2. We will have WiFi in brains.
Currently, tiny micro-chips that are being developed to not only be implanted in the brain, but have a long lifespan in there, without needing a cord to the outside world. They are called "brain drops" and "neural dust." This is research Berkeley professor Michel M. Maharbiz is working on. He says the goal is "finding a way to talk to, and more specifically record from, very tiny things on order of the size of a neuron." That communication could be sonogram waves, or it could be through something like wireless Internet.
3. The blind will see.
Well, hopefully. This is according to research and intense mathematical work by Sheila Nirenberg, a professor and "neuroprostheticist" at Weill Cornell Medical College. She explained Thursday that in many cases of bindness, if the photoreceptors die, the output cells generally still remain. "So if you could send them the same code, vision could remain," she said. So, she devised a mathematical system to mimic what the whole retina does, to send the whole output to the brain. So far, it seems to work.
4. Scientists will identify more "Jennifer Aniston" cells.
The entire panel agreed that while neuroscience knows some very specific things about how certain areas of the human brain function, there's still a tremendous lot of mystery surrounding the brain as a whole.
For instance, neurologists joke amongst themselves about something called the "Jennifer Aniston cell," because once a portion of a neuron of an epileptic patient responded to images of Jennifer Aniston, and nothing else. Meaning, a human being--and maybe any of us who have ever thought about Jennifer Aniston--has a microscopic portion of her brain dedicated exclusively to the former Friends star.
Scary, huh?

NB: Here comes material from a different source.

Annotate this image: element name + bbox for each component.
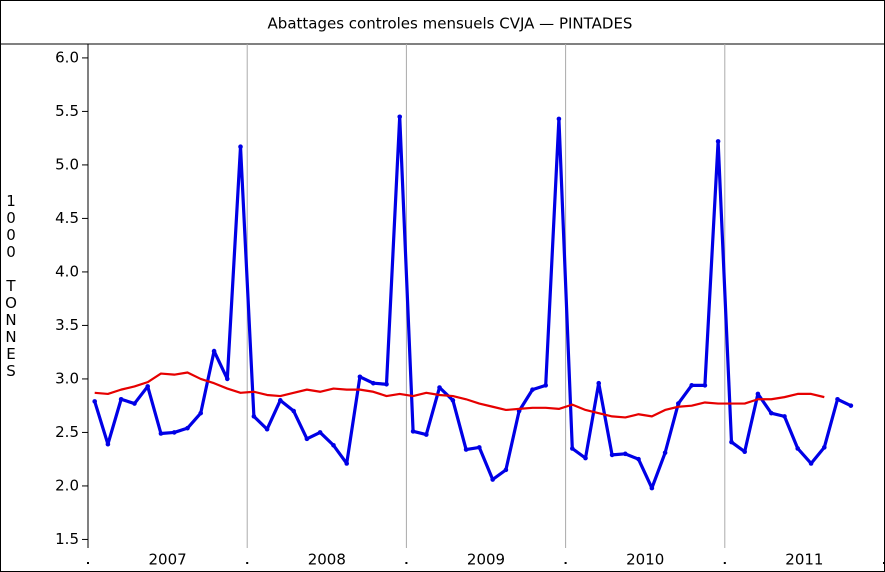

Let's just hope we also have War and Peace cells.
"There are some cells that we know precisely how they respond," said Gary Marcus, a professor in New York University's psychology department.
Expect more specific areas of the brain to be identified in the near future.

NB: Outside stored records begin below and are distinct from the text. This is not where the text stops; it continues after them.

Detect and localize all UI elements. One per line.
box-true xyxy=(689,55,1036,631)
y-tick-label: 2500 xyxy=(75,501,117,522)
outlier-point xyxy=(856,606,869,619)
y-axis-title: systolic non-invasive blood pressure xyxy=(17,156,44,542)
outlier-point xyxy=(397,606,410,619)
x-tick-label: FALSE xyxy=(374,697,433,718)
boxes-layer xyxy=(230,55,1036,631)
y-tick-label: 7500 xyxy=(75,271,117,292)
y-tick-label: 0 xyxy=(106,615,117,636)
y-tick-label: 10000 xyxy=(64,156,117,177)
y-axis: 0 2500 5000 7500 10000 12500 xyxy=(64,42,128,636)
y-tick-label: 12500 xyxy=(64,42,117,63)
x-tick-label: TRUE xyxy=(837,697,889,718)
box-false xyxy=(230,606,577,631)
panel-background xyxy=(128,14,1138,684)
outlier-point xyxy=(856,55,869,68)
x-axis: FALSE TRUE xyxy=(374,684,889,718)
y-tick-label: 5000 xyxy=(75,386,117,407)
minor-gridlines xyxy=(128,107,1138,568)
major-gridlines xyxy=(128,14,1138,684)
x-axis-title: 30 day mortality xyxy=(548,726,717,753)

5. They might be able to erase memories.
At one point during the discussion Marabitz mentioned very briefly a DARPA project that could "replace certain memory circuitry." Useful...or disturbing?
6. What won't happen? Downloading your consciousness to live forever in a machine.
This is where the neuroscientists start to admit there's a limit--for now, and the foreseeable future--to what they can do. But it certainly is an interesting thought-experiment.
7. Another bummer: We won't be able to accurately re-create an individual brain.
Marabitz noted that due to the sensitivity of the brain, it's physically impossible today to create a copy without harming it in some--or many--ways. Still, the panel had fun tossing around the idea of ethical recreation of consciousness.